There are also conventions for making clear the difference between URIs which identify documents on the Web, and those which identify real-world things (see (Cool URIs for the Semantic Web).
SPARQL - Sparql Protocol and RDF Query Language (W3C Specification)
While Linked Data is a useful conceptual model for data on the Web, where a specific set of RDF data is of interest it can be more convenient to maintain that in an RDF store (triplestore) as a kind of database similar to those of SQL. SPARQL is a query language, which operates over RDF data sets. With RDF stores and SPARQL we have a combination similar to that of SQL databases, but the design is better suited to direct use on the (Semantic) Web, largely thanks to the use of URIs as identifiers.

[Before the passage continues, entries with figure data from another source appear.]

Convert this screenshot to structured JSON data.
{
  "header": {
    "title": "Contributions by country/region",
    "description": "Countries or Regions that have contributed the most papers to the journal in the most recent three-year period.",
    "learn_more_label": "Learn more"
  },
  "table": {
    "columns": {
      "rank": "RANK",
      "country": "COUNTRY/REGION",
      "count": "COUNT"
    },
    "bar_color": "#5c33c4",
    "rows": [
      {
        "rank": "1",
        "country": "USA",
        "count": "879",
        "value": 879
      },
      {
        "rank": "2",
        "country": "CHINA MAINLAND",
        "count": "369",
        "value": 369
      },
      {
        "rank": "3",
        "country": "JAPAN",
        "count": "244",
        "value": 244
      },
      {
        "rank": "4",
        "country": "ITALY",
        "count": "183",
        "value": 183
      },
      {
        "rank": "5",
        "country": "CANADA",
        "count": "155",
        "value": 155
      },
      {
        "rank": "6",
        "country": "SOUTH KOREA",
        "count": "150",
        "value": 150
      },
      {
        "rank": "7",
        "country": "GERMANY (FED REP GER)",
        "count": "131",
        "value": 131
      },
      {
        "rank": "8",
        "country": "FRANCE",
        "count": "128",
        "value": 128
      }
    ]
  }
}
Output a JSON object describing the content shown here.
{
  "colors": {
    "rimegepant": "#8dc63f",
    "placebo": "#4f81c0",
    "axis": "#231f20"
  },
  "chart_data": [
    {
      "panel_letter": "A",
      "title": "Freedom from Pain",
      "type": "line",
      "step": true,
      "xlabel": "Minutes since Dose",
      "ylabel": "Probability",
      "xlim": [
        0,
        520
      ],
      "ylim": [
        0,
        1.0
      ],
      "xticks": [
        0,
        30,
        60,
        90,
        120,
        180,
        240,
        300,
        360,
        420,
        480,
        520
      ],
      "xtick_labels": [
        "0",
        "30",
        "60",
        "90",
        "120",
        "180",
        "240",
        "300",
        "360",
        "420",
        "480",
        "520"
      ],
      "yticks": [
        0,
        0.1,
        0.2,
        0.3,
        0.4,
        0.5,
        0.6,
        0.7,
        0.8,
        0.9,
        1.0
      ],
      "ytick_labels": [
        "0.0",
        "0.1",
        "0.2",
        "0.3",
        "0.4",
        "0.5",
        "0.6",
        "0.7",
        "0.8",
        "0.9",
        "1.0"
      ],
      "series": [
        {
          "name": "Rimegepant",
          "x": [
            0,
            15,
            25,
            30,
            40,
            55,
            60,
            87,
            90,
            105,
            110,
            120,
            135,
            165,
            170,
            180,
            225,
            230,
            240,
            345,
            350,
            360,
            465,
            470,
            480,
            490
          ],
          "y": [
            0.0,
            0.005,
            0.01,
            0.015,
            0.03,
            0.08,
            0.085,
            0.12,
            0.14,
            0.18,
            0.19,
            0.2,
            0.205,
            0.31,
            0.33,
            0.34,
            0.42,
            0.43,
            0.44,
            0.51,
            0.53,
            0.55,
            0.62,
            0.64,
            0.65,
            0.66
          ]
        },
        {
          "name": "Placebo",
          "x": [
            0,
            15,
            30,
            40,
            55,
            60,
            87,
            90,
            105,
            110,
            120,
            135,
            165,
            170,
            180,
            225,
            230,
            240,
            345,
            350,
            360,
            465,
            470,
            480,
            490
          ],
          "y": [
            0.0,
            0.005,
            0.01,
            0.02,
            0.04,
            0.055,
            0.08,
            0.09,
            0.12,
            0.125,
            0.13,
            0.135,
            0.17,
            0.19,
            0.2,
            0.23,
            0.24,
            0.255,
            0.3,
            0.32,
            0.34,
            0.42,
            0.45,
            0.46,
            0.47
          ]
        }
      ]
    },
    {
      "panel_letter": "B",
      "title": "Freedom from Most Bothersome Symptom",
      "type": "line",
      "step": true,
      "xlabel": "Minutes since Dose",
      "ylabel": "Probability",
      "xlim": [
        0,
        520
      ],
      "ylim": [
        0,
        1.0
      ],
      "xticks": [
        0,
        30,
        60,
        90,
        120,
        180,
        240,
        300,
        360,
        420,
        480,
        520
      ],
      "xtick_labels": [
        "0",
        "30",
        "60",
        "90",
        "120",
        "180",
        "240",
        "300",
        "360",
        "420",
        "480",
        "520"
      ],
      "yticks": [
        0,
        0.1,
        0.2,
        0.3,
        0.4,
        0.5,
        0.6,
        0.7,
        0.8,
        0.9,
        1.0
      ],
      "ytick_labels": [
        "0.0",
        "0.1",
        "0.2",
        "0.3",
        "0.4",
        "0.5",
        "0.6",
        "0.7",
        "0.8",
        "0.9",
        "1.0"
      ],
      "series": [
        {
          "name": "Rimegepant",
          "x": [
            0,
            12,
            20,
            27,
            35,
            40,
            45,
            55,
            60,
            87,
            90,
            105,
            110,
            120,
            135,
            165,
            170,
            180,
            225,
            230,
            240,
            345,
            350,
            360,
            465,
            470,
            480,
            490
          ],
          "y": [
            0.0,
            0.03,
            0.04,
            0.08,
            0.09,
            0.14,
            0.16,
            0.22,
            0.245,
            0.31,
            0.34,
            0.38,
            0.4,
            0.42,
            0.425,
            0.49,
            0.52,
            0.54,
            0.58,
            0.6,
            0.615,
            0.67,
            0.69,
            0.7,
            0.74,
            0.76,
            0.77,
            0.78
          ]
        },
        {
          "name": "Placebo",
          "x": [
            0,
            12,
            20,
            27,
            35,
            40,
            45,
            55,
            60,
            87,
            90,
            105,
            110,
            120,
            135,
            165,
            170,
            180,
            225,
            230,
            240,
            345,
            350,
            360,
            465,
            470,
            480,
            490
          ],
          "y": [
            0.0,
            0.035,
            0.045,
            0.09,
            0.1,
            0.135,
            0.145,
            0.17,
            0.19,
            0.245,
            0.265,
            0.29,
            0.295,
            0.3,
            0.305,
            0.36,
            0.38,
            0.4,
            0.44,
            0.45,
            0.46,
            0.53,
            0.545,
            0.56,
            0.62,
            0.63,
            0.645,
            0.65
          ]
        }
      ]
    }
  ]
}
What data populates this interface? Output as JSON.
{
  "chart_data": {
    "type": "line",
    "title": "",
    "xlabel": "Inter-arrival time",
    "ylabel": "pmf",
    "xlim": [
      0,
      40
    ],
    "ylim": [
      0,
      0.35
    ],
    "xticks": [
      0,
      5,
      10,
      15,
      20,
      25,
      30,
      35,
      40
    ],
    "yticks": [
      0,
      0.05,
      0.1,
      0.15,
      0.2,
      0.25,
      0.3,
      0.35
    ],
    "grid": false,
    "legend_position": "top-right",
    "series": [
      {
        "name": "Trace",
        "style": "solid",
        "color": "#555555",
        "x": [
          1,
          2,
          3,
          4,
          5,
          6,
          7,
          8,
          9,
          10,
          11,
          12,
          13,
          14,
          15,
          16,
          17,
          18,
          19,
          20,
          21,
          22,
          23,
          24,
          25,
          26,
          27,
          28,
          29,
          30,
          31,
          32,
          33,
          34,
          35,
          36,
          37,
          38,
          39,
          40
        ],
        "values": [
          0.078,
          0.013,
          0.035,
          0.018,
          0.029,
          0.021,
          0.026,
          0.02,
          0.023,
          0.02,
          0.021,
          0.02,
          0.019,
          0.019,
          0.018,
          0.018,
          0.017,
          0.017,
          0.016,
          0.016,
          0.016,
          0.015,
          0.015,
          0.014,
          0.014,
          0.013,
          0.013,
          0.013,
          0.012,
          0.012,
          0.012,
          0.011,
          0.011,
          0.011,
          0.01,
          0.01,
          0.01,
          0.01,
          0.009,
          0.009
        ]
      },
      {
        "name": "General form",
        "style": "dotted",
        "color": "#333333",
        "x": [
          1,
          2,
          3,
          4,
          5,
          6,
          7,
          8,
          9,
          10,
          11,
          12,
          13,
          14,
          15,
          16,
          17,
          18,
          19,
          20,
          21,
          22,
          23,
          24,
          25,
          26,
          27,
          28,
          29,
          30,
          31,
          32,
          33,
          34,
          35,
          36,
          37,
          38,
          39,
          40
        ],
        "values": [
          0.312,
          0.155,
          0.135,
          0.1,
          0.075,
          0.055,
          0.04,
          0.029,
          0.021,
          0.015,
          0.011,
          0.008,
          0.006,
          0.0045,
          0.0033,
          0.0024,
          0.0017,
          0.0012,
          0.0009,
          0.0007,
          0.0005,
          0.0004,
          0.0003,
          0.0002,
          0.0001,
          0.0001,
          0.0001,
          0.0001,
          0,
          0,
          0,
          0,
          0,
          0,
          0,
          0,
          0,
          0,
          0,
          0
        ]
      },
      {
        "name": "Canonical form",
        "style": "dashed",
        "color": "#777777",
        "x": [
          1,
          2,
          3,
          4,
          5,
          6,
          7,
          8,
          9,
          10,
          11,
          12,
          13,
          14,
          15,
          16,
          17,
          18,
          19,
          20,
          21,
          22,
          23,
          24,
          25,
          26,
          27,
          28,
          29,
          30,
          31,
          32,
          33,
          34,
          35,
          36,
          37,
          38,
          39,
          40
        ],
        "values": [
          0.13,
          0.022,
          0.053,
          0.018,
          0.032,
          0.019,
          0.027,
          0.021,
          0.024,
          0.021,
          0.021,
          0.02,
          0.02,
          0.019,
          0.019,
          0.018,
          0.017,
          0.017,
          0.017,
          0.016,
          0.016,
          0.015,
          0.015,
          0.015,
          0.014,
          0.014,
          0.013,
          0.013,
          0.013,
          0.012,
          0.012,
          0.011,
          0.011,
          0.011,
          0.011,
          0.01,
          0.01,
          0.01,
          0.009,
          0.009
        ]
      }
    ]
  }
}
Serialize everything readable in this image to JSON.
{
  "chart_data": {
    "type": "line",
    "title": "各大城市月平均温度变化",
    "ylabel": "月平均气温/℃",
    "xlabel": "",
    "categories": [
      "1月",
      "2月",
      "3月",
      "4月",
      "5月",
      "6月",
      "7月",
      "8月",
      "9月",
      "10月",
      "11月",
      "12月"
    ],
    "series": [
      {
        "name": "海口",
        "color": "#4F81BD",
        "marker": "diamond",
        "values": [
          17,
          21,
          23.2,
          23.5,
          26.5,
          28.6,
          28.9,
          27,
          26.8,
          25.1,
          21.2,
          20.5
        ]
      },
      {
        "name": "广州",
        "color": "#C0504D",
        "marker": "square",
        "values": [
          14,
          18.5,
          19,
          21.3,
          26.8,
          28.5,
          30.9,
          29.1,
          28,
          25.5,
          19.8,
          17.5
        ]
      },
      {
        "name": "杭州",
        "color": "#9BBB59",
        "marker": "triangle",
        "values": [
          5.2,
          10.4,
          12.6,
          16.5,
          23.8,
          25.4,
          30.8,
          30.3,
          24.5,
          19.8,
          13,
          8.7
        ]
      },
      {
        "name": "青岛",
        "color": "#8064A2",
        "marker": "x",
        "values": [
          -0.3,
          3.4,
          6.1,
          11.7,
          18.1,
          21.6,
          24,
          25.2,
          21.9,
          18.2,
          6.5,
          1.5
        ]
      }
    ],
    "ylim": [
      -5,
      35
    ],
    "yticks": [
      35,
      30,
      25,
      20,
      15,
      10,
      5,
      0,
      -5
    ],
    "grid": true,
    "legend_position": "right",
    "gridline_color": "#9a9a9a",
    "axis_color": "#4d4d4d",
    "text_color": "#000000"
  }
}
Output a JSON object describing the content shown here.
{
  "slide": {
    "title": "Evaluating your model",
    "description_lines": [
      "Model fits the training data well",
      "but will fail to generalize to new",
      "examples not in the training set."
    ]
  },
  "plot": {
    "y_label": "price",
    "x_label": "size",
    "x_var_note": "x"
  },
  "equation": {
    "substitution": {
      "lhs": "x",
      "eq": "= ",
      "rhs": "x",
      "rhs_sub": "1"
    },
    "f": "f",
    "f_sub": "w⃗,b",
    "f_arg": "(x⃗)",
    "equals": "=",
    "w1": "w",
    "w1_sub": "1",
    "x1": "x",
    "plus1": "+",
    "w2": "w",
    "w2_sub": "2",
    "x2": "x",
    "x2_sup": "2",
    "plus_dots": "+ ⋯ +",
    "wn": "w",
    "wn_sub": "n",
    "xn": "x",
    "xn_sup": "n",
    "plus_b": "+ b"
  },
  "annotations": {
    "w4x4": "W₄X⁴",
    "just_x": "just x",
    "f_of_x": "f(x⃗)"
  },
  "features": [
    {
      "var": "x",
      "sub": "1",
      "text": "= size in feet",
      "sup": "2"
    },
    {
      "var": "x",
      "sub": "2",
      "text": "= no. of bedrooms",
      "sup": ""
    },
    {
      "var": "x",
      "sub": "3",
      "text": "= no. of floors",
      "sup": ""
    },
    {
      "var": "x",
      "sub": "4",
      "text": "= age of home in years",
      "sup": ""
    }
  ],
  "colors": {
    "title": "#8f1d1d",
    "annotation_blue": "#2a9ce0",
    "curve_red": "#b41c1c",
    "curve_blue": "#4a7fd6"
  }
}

SPARQL queries may be applied to online datasets using HTTP (a GET method with the query itself as a parameter), the results most commonly returned in the SPARQL Query Results XML Format, although services may support other formats such as SPARQL/JSON.
The SPARQL specification only defines read-only operations. Proposals do exist for SPARQL update (to add and delete statements from a store), but for an online store the same facilities can be provided fairly directly using standard HTTP methods. The Talis Platform supports the Changeset Protocol a set of conventions for modifying an online RDF store.